Newbie Question: Threads What's going on here?

I’m new to CUDA, and just wanted to write a simple program that allocate memory for an integer on the device. Then runs a kernel program with grid size 256 and 256 threads per block.

test_function<<< 256, 256 >>>(value);
__global__ void test_function(unsigned int *value)


	*vale = *value + 1;



I would expect the variable i to be incremented 256*256 times giving a final value of 65536. But when I read it’s value back to the host it’s 22?

Any ideas? Or have I miss understood something?

This addition is not an atomic operation. Let me explain this with 2 threads

thread 1 reads out the value x

thread 2 reads out the value x

thread 1 increments x by 1

thread 2 increments x by 1

thread 1 writes x + 1

thread 2 writes x + 1

Result is incorrect, expected was a result of x+2

You tried to apply a serial programming concept to a parallel machine, resulting in breakage.

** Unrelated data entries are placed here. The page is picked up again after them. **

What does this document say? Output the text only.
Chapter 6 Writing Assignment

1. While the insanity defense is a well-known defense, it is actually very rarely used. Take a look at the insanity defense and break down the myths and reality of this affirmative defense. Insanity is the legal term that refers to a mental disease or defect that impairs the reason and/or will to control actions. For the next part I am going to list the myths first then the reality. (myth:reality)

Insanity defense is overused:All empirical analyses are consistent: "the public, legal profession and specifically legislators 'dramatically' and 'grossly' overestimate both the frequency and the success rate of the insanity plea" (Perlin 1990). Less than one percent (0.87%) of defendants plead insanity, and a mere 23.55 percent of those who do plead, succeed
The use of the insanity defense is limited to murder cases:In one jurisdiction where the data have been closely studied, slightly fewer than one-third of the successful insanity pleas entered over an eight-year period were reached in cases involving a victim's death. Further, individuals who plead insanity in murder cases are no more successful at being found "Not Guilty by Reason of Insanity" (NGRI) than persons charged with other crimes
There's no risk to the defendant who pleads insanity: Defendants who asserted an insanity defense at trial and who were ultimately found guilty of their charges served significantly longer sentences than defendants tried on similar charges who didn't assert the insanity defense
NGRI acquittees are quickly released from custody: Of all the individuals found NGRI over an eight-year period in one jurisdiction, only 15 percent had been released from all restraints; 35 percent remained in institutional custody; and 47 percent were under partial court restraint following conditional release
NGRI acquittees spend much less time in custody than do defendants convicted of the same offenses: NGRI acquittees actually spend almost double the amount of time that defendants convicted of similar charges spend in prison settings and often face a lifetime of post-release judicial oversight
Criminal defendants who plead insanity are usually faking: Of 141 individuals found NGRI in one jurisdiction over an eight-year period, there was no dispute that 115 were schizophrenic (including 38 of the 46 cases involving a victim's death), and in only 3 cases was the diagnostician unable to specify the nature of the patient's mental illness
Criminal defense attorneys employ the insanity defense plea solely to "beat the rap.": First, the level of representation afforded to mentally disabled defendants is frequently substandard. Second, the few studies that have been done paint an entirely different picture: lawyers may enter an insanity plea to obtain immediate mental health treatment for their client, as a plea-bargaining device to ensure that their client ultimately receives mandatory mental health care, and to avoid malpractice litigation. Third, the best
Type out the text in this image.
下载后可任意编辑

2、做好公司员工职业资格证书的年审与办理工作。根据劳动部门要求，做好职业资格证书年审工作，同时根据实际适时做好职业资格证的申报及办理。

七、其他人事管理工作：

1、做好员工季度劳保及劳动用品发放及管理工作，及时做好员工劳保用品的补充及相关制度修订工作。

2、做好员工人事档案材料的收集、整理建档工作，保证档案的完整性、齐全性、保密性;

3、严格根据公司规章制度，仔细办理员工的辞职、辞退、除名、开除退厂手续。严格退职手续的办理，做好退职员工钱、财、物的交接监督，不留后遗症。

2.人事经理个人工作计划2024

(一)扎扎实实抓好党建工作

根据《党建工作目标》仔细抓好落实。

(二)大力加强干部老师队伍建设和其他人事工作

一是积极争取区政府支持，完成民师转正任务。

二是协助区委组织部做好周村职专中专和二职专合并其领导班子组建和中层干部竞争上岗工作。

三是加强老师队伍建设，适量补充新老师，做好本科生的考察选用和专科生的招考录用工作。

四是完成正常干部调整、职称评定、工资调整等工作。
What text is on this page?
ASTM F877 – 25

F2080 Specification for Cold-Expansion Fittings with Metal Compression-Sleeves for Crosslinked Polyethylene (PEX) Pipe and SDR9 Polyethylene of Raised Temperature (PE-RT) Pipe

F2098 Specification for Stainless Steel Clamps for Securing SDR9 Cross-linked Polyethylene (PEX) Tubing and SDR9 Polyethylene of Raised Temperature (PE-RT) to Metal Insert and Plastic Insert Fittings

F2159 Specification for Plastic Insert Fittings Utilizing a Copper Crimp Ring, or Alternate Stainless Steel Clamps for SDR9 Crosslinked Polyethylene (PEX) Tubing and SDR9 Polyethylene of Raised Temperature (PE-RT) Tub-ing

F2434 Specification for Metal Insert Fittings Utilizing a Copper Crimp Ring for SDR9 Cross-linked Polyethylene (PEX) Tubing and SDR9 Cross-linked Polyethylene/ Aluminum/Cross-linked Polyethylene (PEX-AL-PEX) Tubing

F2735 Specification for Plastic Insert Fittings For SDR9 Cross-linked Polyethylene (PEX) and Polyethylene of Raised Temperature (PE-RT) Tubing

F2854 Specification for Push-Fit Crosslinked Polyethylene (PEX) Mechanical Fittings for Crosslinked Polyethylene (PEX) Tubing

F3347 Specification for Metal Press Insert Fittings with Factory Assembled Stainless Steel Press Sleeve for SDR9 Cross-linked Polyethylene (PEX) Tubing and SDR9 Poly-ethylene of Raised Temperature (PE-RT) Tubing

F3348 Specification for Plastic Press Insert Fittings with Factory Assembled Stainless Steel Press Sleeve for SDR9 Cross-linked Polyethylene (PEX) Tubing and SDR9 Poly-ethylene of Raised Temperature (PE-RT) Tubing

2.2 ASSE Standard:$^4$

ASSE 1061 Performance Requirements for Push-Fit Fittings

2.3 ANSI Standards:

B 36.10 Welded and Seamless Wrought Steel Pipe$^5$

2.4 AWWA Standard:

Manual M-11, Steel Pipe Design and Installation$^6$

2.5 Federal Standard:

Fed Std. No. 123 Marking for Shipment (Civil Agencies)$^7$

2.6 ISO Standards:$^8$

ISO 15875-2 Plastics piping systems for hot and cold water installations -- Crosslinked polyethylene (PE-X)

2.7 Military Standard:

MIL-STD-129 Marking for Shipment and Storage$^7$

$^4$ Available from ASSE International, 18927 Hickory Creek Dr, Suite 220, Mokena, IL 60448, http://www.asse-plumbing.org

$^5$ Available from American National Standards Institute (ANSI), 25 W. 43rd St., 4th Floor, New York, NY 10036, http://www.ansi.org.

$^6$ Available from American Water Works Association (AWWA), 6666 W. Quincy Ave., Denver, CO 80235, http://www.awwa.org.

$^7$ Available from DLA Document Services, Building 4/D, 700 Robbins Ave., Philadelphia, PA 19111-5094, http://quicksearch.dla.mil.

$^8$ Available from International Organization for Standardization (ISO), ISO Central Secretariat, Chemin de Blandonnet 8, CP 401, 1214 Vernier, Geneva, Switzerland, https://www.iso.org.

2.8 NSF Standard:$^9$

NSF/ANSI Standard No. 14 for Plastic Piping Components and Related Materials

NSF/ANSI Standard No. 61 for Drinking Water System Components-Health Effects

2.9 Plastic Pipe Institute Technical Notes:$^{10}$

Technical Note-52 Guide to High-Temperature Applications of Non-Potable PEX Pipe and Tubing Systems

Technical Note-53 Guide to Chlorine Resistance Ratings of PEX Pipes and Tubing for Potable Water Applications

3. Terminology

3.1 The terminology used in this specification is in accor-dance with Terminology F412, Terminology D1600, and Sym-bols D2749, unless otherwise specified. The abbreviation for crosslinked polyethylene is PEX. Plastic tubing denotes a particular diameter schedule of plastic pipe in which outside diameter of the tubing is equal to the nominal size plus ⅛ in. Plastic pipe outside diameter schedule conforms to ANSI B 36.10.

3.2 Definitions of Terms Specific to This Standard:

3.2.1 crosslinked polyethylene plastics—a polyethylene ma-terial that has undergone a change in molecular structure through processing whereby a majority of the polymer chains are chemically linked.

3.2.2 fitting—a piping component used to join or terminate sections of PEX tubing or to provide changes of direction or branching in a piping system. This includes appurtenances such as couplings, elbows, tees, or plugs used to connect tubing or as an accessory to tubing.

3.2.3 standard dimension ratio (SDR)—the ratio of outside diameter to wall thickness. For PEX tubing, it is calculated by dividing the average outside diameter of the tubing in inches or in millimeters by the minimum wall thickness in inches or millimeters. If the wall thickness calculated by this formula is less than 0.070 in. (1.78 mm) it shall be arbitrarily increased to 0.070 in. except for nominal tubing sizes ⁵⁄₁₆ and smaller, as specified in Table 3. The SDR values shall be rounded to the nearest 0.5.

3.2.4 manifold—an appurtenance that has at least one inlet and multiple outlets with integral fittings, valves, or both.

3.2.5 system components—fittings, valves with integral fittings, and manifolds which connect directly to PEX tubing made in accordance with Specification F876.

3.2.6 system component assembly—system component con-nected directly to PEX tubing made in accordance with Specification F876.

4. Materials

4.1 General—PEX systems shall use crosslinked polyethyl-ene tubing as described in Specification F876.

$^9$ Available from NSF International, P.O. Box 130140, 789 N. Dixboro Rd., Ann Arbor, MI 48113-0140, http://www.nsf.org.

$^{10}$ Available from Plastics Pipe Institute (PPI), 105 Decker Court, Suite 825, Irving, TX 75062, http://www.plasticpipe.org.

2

There’s no guarantee that all threads will read/write to value sequentially. In fact, it’s almost guaranteed that they won’t, as you’ve experienced in your example. Furthermore, it’s only possible to synchronize threads within the same block. For inter-block synchronization, you need to relaunch kernels.

Cool thanks. That makes perfect sense. Would the correct way to do it be to use a mutex to lock the variable, then inc, then unlock? Or does CUDA has a different way of doing this?

You have to imagine as if all threads are running simultaneously. If they all read value at the same time, increment their copy and then write the temporary back, *value should read 1 :)

It is 22 in your case because not all threads actually run simultaneously, so some will run after others and increment the value there. If you run your app multiple times, you should randomly get different values because threads aren’t scheduled the same way every time.

Heh, guess someone beat me.

There are no mutexes or such in CUDA. With ~20,000 threads running concurrently on the device, anything that serializes the execution would absolutely destroy the performance anyway. CUDA is best for data-parallel algorithms where each thread operates independently on its own piece of data (i.e. one array element).

For tasks like summing an array, you can perform a reduction (see the SDK example and whitepaper).

If you absolutely must have multiple threads access the same variable (knowing the performance implications if too many threads access the same variable at once…) you can use Atomic operations. See the programming guide for all the various atomic operations. Using them requires compiling for the sm11 or later architecture and a compute 1.1 or newer card (anything but the 8800 GTX/Tesla 800 series).